Intelligenza artificiale, nuovi numeri su mercato del lavoro e disuguaglianze

L’ultimo lavoro del Fondo Monetario Internazionale ci dice che 4 lavori su 10 dovranno convivere con qualche forma di intelligenza artificiale e che la ricchezza derivante da una maggior produttività, se non adeguatamente redistribuita, rischia di aumentare le disuguaglianze economiche.

Ne siamo abbastanza certi. L’intelligenza artificiale rimarrà anche nel 2024 uno dei pricipali temi caldi sul fronte economico e sociale. La dimostrazione plastica del ruolo centrale di questa nuova frontiera tecnologica ci arriva direttamente dal forum economico in corso a Davos, dove mai come quest’anno le tavole rotonde e gli eventi con tema AI ed affini abbondano. Gli argomenti più gettonati sembrano essere quelli che indagano le relazioni tra l’intelligenza artificiale ed alcune variabili socioeconomiche fondamentali: la produttività, il mercato del lavoro e le disuguaglianze.

Proprio su queste tematiche si concentra l’ultimo contributo del Fondo Monetario Internazionale. Il lavoro, presentato dalla direttrice del fondo – Kristalina Georgieva – proprio in quel di Davos, analizza i possibili scenari derivanti dall’implementazione dell’AI nell’economia. Il principale risultato è che a livello globale il 40% dei lavori dovrà in qualche modo convivere con la nuova tecnologia.

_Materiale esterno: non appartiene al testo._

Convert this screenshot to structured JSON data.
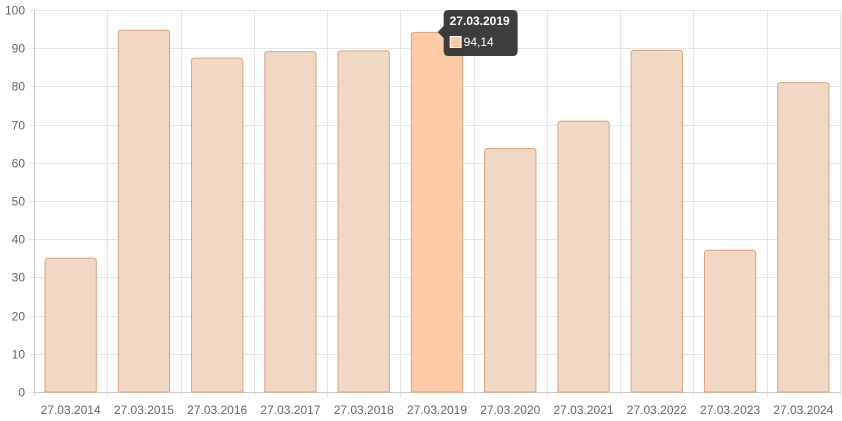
{
  "chart_data": {
    "type": "bar",
    "title": "",
    "xlabel": "",
    "ylabel": "",
    "categories": [
      "27.03.2014",
      "27.03.2015",
      "27.03.2016",
      "27.03.2017",
      "27.03.2018",
      "27.03.2019",
      "27.03.2020",
      "27.03.2021",
      "27.03.2022",
      "27.03.2023",
      "27.03.2024"
    ],
    "values": [
      35,
      94.7,
      87.4,
      89.1,
      89.3,
      94.14,
      63.7,
      70.9,
      89.4,
      37.1,
      81
    ],
    "ylim": [
      0,
      100
    ],
    "yticks": [
      0,
      10,
      20,
      30,
      40,
      50,
      60,
      70,
      80,
      90,
      100
    ],
    "grid": true,
    "legend": "none",
    "colors": {
      "bar_fill": "#f1d8c5",
      "bar_stroke": "#e0a07c",
      "bar_highlight_fill": "#fdcba6",
      "grid": "#e6e6e6",
      "axis": "#cccccc",
      "tick_text": "#666666",
      "tooltip_bg": "#333333"
    },
    "tooltip": {
      "category_index": 5,
      "title": "27.03.2019",
      "value_label": "94,14"
    }
  }
}
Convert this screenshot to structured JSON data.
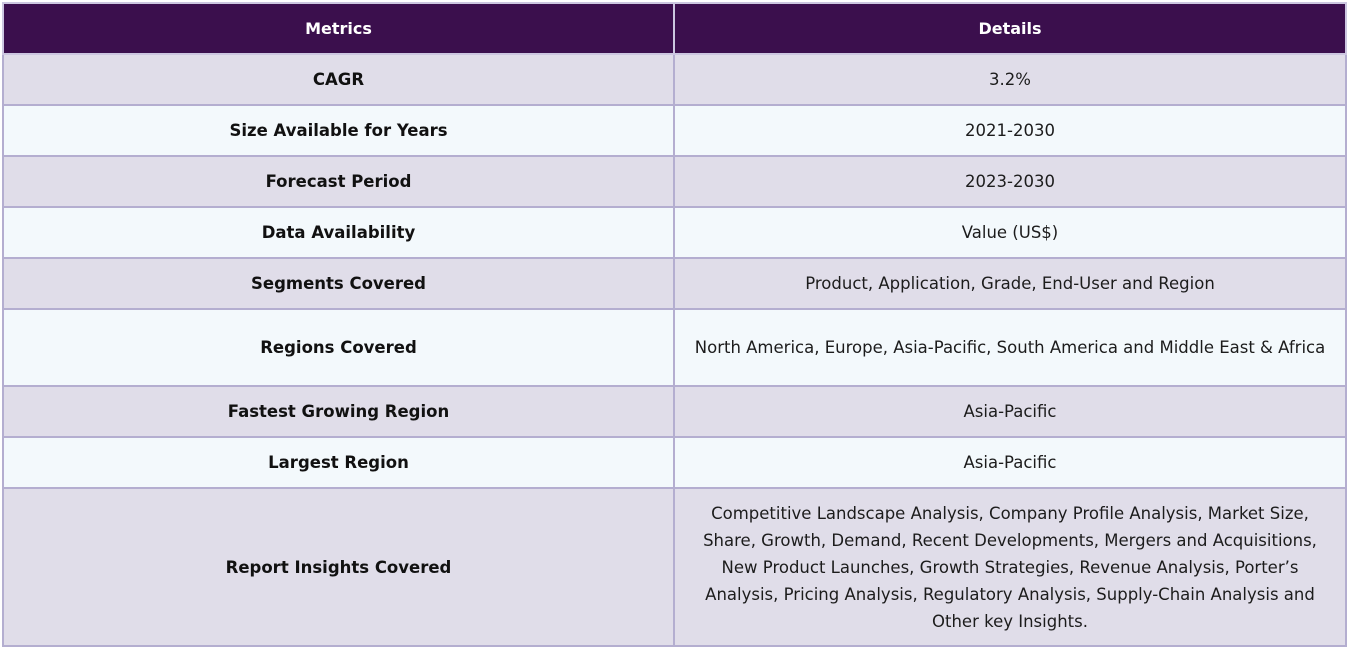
{
  "table": {
    "headers": {
      "metrics": "Metrics",
      "details": "Details"
    },
    "rows": [
      {
        "metric": "CAGR",
        "detail": "3.2%"
      },
      {
        "metric": "Size Available for Years",
        "detail": "2021-2030"
      },
      {
        "metric": "Forecast Period",
        "detail": "2023-2030"
      },
      {
        "metric": "Data Availability",
        "detail": "Value (US$)"
      },
      {
        "metric": "Segments Covered",
        "detail": "Product, Application, Grade, End-User and Region"
      },
      {
        "metric": "Regions Covered",
        "detail": "North America, Europe, Asia-Pacific, South America and Middle East & Africa"
      },
      {
        "metric": "Fastest Growing Region",
        "detail": "Asia-Pacific"
      },
      {
        "metric": "Largest Region",
        "detail": "Asia-Pacific"
      },
      {
        "metric": "Report Insights Covered",
        "detail": "Competitive Landscape Analysis, Company Profile Analysis, Market Size, Share, Growth, Demand, Recent Developments, Mergers and Acquisitions, New Product Launches, Growth Strategies, Revenue Analysis, Porter’s Analysis, Pricing Analysis, Regulatory Analysis, Supply-Chain Analysis and Other key Insights."
      }
    ]
  },
  "colors": {
    "header_bg": "#3b0f4d",
    "odd_row_bg": "#e0dde9",
    "even_row_bg": "#f3f9fc",
    "border": "#b4aed0"
  }
}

Una percentuale che per le economie avanzate sale al 60%. Questo non significa che spariranno 4 lavoratori su 10, ma molto più semplicemente che una gran parte di quei 4 lavoratori su 10 svolgeranno le loro mansioni collaborando con una qualche forma di intelligenza artificiale. A “rischiare il posto”, stando all’analisi dell’FMI, sono soprattutto i lavoratori più anziani, meno capaci di adattarsi ed apprendere le nuove tecnologie.

L’impatto principale sarà quello sulla produttività ed è qui che la soglia d’attenzione dovrebbe alzarsi. Secondo l’FMI tutto dipenderà da come verrà distribuita la maggior ricchezza generata dall’incremento di produttività. Se la distribuzione sarà asimmetrica (vale a dire solo per la retribuzione degli alti livelli e del capitale), la conseguenza sarà un ulteriore allargamento delle disparità economiche. In altre parole, ricchi (pochi) sempre più ricchi e middle class in ulteriore declino. Un problema che dovrebbe essere al centro dei pensieri del legislatore. La politica, ammonisce Georgieva, ha il compito di accompagnare la società nell’era dell’AI, da un lato mettendo i cittadini nelle condizioni di poter essere competitivi in un mercato del lavoro che eliminerà o quasi i profili low-skill; dall’altro introducendo sistemi di redistribuzione della ricchezza.

Per misurare il grado di preparazione delle principali economie mondiali all’adozione dell’AI nell’economia, il Fondo Monetario Internazionale ha preparato un indice, l’AI Preparedness Index, che al momento monitora 125 paesi. Il primo rilevamento suggerisce che le economie avanzate ed alcuni paesi asiatici (USA, Danimarca e Singapore su tutti; l’Italia è sotto la media delle economie avanzate) sembrano aver già raggiunto un adeguato livello di preparazione. La distribuzione è comunque molto disomogenea.